一直守在旁边的纪母林慧珍,再也忍不住了。她扑过来,跪在床边,紧紧握住凝凝的手,眼泪像决堤的洪水一样涌了出来。
她哭得撕心裂肺,却一句话都说不出来,那是压抑了十八年的思念和愧疚。她想要把这个失而复得的宝贝揉进骨子里,再也不让她离开半步。
纪云深站在床尾,背过身去,偷偷用袖子擦了擦眼角。然后他深吸一口气,转过身,脸上露出了一个璨烂到极点的笑容:“欢迎回家,妹妹。”

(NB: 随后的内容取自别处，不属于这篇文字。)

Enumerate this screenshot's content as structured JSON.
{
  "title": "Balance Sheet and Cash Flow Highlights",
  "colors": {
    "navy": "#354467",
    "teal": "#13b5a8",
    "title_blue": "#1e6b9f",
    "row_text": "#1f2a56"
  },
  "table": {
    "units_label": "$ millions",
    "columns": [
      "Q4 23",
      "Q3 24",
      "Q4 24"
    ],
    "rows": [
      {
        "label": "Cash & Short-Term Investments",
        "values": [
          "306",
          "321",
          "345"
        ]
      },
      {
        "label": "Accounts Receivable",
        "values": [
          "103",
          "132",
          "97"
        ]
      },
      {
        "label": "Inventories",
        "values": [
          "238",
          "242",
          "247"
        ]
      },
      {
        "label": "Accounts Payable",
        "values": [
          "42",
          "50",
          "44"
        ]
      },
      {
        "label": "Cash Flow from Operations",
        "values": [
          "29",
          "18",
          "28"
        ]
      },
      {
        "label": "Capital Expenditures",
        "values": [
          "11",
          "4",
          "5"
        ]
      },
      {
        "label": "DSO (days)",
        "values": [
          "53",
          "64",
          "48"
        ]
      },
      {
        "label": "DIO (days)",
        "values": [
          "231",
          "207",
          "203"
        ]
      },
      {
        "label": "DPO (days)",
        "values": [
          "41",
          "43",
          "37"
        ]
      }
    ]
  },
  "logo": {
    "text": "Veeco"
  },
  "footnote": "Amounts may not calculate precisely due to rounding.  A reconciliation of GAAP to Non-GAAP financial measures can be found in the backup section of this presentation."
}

看着这一家三口抱头痛哭、互诉衷肠的感人画面,病房里的其他人都红了眼框。
“太好了……真的是太好了……”霍思晴擦着眼泪感叹道。
就连一向没心没肺的陈瑶,此刻也哭得稀里哗啦,一边抽泣一边拽着陈慕白的袖子:“哥……呜呜呜……这就是亲情吗?我也想回家抱抱咱爸妈了……”
然而,在这温馨感人的氛围中,有一个人却显得格格不入。
傅清寒。
他依旧跪在床边,紧握着凝凝的右手。但他的身体却僵硬得象块石头。
他看着凝凝被纪家人包围,看着她对纪宏图露出那种孺慕的眼神,看着她被纪母抱在怀里……
一种前所未有的恐慌和失落,像潮水一样将他淹没。
以前,她是孤儿。她的世界是空的,只有他一个人填满。她是他的软肋,也是他的全部。
可是现在,她的世界里突然闯进来了这么多人。
他们有钱,有势,有血缘,有漫长的岁月可以去弥补。
尤其是纪宏图。
那个老狐狸,用半身血,换来了凝凝一声心甘情愿的“爸”。这笔买卖,做得太划算了。
以后,若是纪家要留她,要抢她,他傅清寒拿什么去争?
“傅清寒,你真卑鄙。”他在心里狠狠地骂了自己一句。
她找到了亲生父母,有了更多人疼爱,有了更强大的依靠,这明明是天大的好事。你应该为她高兴才对。
可是为什么……看着她对别人笑,看着她喊别人“爸妈”,心里就象被挖空了一块,酸涩得让人发疯?
这种阴暗的占有欲,让他觉得自己无比丑陋。
似乎是察觉到了身边男人的僵硬和低落。
凝凝在纪母的怀里,轻轻挣扎了一下,然后侧过头,看向傅清寒。
她看到了他眼底那一闪而过的脆弱和不安。
这个在战场上流血不流泪的男人,此刻就象个即将被抛弃的大狼狗,虽然还在尽职尽责地守护着主人,但尾巴却耷拉了下来。
凝凝心头一软。
她反手握紧了他的手,当着纪家所有人的面,将他的手拉到了自己的脸颊旁,轻轻蹭了蹭。
“清寒。”
她看着他,眼神温柔而坚定,带着一丝安抚:
“你看,我有爸爸妈妈了。以后……就有更多人陪你一起疼我了,你不为我高兴吗?”
傅清寒喉结滚动了一下,强压下心头的酸涩,勉强挤出一丝笑容,手指轻轻摩挲着她的脸颊:“高兴。只要你开心……我就高兴。”
“凝凝啊,”林慧珍趁热打铁,紧紧抓着她的手不放,语气恳切,带着一丝小心翼翼的祈求,“既然你也认了我们,这次……就别走了吧?”